Она стояла в центре зала, пьяная, полураздетая, расставив ноги, в своей знаменитой позе – живот и бедра вперед, торс откинут назад, ни дать ни взять богиня воинствующего эроса со сверкающим взором, наэлектризованными, стоящими дыбом короткими волосами и копьем наперевес. В ее голосе появились истеричные нотки:
– Что такое? Кто вы такой? Проходу нет от этих козлов!
Мужчина беспомощно оглянулся.
К ним уже спешил неприметный молодой человек в темном костюме.
– Простите, – сказал он, беря Риеку за локоть.
– В чем дело? – Риека резко выдернула локоть и с размаху ткнула молодого человека в грудь растопыренной пятерней. – Вот этот тип, – она указала на спутника дамы с овечьим лицом, – пристает ко мне! Все видели!
– Неправда! – завизжала дама с овечьим лицом, вырываясь из рук молодого человека. – Она первая начала!
– А вы, мамаша, сынка не защищайте! – рявкнула Риека.
– Хамка! – завопила базарным голосом дама.

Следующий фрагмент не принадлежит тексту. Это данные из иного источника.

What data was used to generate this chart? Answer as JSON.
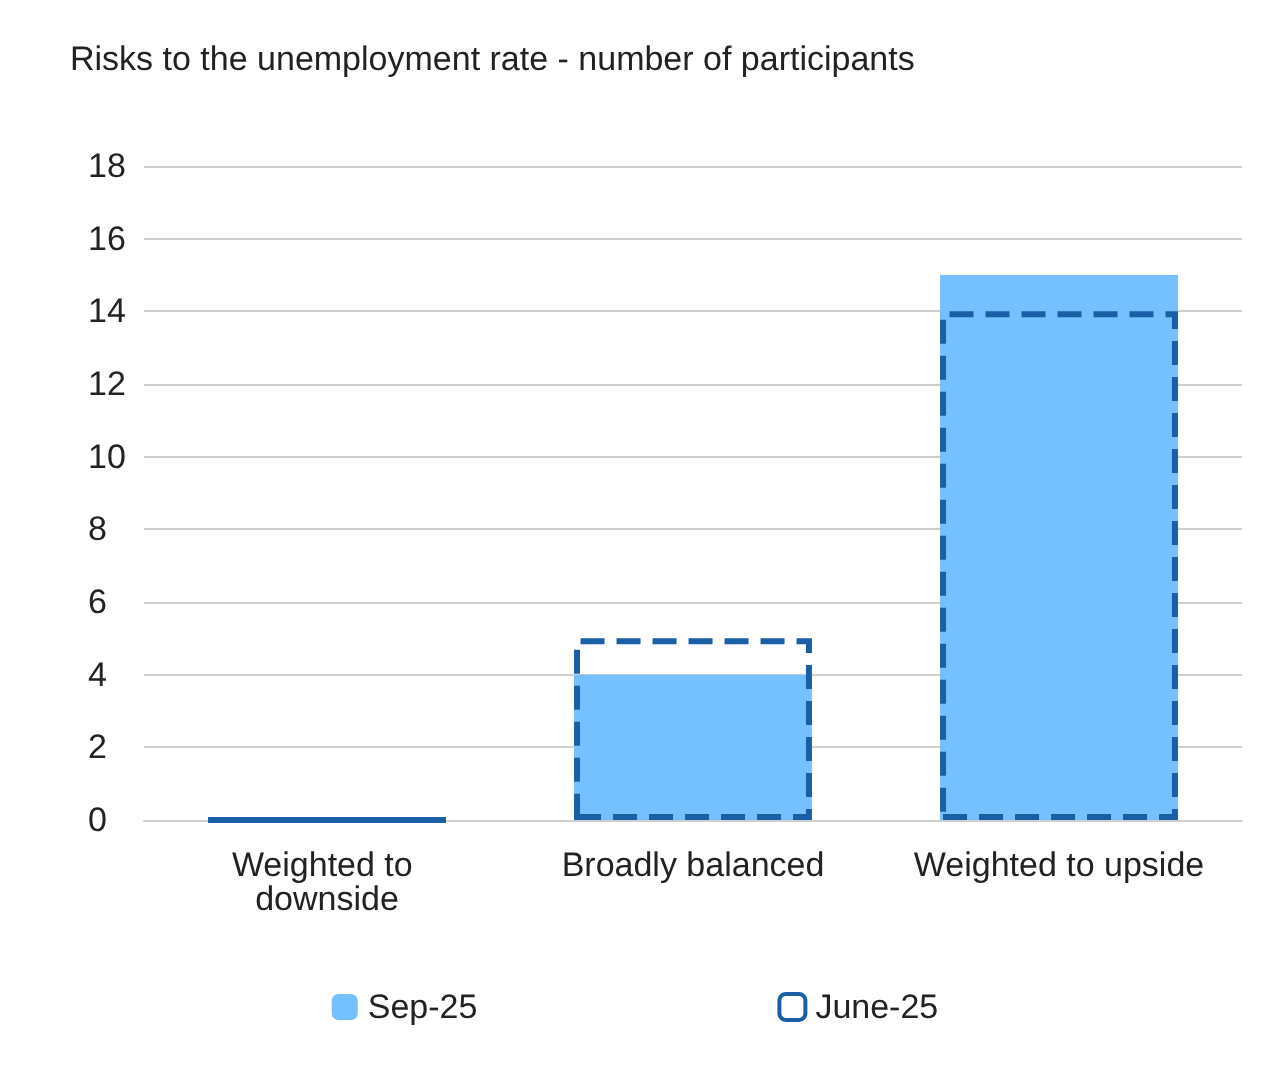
{
  "chart_data": {
    "type": "bar",
    "title": "Risks to the unemployment rate - number of participants",
    "categories": [
      "Weighted to downside",
      "Broadly balanced",
      "Weighted to upside"
    ],
    "series": [
      {
        "name": "Sep-25",
        "color": "#75c1ff",
        "values": [
          0,
          4,
          15
        ]
      },
      {
        "name": "June-25",
        "color": "#1a5fa6",
        "values": [
          0,
          5,
          14
        ],
        "line_style": "dashed"
      }
    ],
    "ylim": [
      0,
      18
    ],
    "yticks": [
      0,
      2,
      4,
      6,
      8,
      10,
      12,
      14,
      16,
      18
    ],
    "grid": "y",
    "legend": "bottom"
  }
}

Ее невозмутимость и высокомерие исчезли, как исчезает позолота с самоварного золота.
– Я хамка? – возмутилась Риека. – А кто меня шампанским облил? Я вся мокрая!
Она схватила в горсть ткань блузки на груди, с силой рванула. Блузка, символическая блузка – лоскуток на бретельках, – остался у нее в руке, и Риека предстала перед всем честным народом обнаженной до пояса, выставив на всеобщее обозрение свою маленькую красивую грудь. Толпа радостно ахнула.
А меж тем на помощь неприметному молодому человеку спешили еще двое, и несдобровать Риеке – что может слабая женщина против троих дрессированных рейнджеров, – но тут к живописной группе присоединился еще один персонаж – бесцветный блондин с безукоризненным пробором. Мановением руки он остановил молодых людей и негромко сказал, обращаясь к Риеке:
– Здравствуйте, Риека! А я вас знаю! Бывал у вас в «Касабланке. – Он стоял перед девушкой, приветливо улыбаясь. – И лично знаком с папой Аркашей, славный он у вас, настоящий художник… – Он словно усмирял Риеку голосом и взглядом – так укротитель тигров усмиряет разбушевавшихся подопечных. – Хотя с такими кадрами, как вы, это нетрудно. Мне очень нравится ваш номер… э-э-э… «Богиня Кали», кажется…
– Богиня Майя, – поправила Риека, переключаясь на блондина, почти усмиренная. Но она не была бы Риекой, если бы сдалась сразу. – Эта корова меня толкнула, и я облилась шампанским! – громогласно сообщила она мужчине. – И теперь я вся липкая! – Она громко похлопала себя по груди ладошкой. – И сладкая!
После чего неторопливо облизала все по очереди пальцы правой руки и собиралась проделать то же самое с пальцами левой.
– Идемте, Риека, я провожу вас в дамскую комнату, – предложил мужчина. – Там можно привести себя в порядок. Хотя, – прибавил он галантно, – вы мне и так нравитесь.
– В чем дело? – Крыников протискивался к ним через толпу. Он уставился на обнаженную грудь Риеки.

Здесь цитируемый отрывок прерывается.